EE = E x AE (Farrel, 1957; Olson & Vu, 2009).

AE reflects the ability of a business to use inputs and produce outputs in optimal proportions to maximise profit, given their respective prices (Farrell, 1957). In turn, E is a measure of how a business transforms inputs into physical outputs and includes two components: pure technical efficiency (TE) and scale efficiency (SE) (Moreira & Bravo-Ureta, 2010). According to Barnard and Boehlje (1998), economic efficiency is determined to a large extent by pure technical efficiency because it reflects managerial ability especially in smaller firms. Allocative, scale, and pure technical efficiencies all impact profit, but the first is always related to changes in input and/or output prices, neither of which are controlled by farmers. In contrast, technical efficiency refers only to discretionary variables or those variables that can be influenced by someone’s discretion, judgement, or preference (Harrison, Rouse & Amstrong, 2012). According to Latruffe (2010), in most circumstances an improvement in technical efficiency can result from a more competent use of the existing technology: that is by producing the same output by using less inputs or more output with the same level of inputs. A second way to improve efficiency is through economies of scale. Figure 6 shows a graphical representation of both constant (CRS) and variable returns to scale (VRS) DEA envelopes for one output and one input condition.

Figure 6. CRS and VRS DEA envelopes. Adapted from: Coelli (1997)

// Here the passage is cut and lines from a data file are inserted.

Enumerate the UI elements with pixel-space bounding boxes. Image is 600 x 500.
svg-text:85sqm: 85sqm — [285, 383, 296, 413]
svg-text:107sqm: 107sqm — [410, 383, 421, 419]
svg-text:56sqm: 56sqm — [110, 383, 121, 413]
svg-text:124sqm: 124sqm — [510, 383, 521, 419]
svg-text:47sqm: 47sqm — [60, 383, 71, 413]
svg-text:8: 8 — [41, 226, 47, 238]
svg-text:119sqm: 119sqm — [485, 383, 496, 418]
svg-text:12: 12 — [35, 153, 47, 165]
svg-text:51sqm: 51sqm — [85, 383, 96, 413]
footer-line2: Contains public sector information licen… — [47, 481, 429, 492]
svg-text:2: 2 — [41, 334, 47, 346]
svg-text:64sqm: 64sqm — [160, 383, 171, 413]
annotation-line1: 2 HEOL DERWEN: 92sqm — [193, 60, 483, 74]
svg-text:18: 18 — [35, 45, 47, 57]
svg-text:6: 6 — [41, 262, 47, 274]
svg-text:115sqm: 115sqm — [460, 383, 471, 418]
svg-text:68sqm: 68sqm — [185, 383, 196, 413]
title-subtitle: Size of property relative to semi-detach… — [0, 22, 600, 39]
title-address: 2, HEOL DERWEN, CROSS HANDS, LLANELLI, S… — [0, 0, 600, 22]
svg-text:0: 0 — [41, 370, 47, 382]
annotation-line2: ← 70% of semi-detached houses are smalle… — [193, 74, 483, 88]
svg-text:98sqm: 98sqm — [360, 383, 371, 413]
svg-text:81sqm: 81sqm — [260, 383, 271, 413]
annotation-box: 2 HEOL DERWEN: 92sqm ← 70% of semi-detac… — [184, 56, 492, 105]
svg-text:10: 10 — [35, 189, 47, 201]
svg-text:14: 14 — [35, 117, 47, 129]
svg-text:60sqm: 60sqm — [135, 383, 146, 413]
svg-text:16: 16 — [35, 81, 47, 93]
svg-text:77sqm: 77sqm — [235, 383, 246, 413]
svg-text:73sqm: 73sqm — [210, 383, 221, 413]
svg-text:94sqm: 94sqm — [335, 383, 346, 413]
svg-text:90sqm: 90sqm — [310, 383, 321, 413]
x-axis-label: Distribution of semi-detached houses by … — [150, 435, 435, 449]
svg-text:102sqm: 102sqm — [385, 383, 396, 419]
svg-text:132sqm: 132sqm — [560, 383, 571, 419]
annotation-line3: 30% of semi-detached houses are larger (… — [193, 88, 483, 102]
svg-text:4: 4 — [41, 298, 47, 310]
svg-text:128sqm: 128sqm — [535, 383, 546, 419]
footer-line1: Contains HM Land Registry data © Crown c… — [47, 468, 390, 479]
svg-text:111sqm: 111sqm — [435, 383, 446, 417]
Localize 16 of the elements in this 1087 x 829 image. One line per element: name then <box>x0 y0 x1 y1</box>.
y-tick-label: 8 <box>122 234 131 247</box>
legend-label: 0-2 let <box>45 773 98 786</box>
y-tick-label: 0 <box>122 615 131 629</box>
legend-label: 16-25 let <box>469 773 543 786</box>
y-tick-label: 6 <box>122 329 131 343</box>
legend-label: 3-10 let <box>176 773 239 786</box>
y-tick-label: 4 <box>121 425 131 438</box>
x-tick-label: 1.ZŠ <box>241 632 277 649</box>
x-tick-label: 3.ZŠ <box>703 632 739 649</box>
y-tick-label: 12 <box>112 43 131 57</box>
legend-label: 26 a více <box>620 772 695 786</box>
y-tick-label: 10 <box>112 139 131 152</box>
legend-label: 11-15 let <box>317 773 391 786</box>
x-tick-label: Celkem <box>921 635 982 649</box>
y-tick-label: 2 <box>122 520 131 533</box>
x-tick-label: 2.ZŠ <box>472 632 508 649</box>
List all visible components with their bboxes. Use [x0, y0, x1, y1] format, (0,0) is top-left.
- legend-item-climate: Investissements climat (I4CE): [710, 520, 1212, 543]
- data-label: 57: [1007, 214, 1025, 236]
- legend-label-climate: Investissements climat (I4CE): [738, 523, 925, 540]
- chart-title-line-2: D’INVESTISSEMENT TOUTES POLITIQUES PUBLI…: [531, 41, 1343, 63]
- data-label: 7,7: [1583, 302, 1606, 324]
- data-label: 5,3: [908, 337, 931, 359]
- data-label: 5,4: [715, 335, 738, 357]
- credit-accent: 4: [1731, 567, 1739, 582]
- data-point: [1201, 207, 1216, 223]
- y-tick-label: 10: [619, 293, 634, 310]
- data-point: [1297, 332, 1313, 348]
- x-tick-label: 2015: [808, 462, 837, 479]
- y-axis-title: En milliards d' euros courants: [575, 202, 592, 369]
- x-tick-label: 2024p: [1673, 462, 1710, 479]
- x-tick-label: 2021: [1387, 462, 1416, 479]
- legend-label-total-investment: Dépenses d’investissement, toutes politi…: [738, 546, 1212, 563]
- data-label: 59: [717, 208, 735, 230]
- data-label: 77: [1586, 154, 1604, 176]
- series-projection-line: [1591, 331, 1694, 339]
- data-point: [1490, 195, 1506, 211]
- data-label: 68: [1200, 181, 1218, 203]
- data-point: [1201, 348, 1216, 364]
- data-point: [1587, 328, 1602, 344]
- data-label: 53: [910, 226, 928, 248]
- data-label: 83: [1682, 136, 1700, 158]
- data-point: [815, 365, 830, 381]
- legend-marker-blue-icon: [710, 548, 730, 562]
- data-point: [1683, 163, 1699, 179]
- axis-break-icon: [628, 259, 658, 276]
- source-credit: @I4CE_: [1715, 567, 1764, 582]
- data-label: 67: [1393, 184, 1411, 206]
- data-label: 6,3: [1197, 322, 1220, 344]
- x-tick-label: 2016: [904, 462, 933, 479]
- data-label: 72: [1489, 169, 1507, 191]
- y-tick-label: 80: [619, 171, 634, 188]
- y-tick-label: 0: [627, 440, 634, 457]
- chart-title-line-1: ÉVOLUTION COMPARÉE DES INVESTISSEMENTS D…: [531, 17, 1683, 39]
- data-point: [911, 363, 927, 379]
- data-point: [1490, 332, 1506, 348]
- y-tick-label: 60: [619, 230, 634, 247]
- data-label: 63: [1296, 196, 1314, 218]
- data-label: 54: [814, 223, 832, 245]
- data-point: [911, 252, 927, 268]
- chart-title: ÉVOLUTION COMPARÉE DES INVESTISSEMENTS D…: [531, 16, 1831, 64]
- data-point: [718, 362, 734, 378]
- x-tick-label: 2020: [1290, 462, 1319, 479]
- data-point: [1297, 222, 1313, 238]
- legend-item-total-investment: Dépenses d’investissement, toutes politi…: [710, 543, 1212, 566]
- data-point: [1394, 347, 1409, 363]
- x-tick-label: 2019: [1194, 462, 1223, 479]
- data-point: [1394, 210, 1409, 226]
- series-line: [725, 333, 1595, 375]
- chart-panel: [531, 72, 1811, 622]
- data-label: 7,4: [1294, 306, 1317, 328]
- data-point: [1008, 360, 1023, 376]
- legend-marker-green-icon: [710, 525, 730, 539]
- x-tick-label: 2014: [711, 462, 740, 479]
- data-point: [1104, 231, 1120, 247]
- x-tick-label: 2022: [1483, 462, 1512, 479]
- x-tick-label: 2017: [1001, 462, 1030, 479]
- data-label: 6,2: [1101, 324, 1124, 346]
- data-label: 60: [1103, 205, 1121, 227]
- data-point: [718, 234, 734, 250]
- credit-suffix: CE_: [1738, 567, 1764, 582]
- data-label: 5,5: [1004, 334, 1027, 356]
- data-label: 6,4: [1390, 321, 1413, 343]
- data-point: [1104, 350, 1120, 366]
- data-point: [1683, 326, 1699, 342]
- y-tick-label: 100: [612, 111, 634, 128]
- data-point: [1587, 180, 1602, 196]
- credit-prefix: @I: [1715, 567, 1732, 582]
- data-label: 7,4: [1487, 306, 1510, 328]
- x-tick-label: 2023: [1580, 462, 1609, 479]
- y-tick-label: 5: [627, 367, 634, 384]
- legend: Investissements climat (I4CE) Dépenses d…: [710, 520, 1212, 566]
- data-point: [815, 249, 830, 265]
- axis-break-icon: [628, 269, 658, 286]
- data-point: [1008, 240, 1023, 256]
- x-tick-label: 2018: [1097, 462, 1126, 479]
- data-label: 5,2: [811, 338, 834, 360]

Scale refers to a firm’s size; scale efficient firms have a scale elasticity of one and work under Constant Returns to Scale (CRS), while scale inefficient firms could exploit either scale economies or diseconomies, which imply Variable Returns to Scale (VRS), including both decreasing (DRS) and increasing returns to scale (IRS) (Coelli, 1997). DRS takes place when a proportionate increase in all inputs results in a less than proportional increase in output; the latter conversely happens when increased inputs lead to a more than proportionate increase in output. ‘Scale’ interacts with technical efficiency in predictable ways: in larger scale operations, managerial input can be spread too widely and this might generate inefficiencies, while excessively small scale operations can result in high costs, because the fixed investment is spread over relatively low output levels (Barnard & Boehlje, 1998). TE, when measured under the assumption of CRS, only represents the true technical efficiency if the firm has an optimal scale of operation (Rouse, Harrison, & Chen, 2010). Otherwise, the pure TE component, which refers solely to management practices rather than the firm’s operating scale, must be calculated under the VRS assumption. SE may also be of interest, and can be calculated as the ratio CRS:VRS. Different DEA assumptions define diverse DEA methods that differ in the ex-ante assumptions involved. A major DEA assumption is that data is measured without error, and thus, differences in efficiency scores are due to inefficient transformation of input into outputs, not allowing for noise or error. The free disposability assumption stipulates that unnecessary inputs and unwanted outputs can be freely discarded.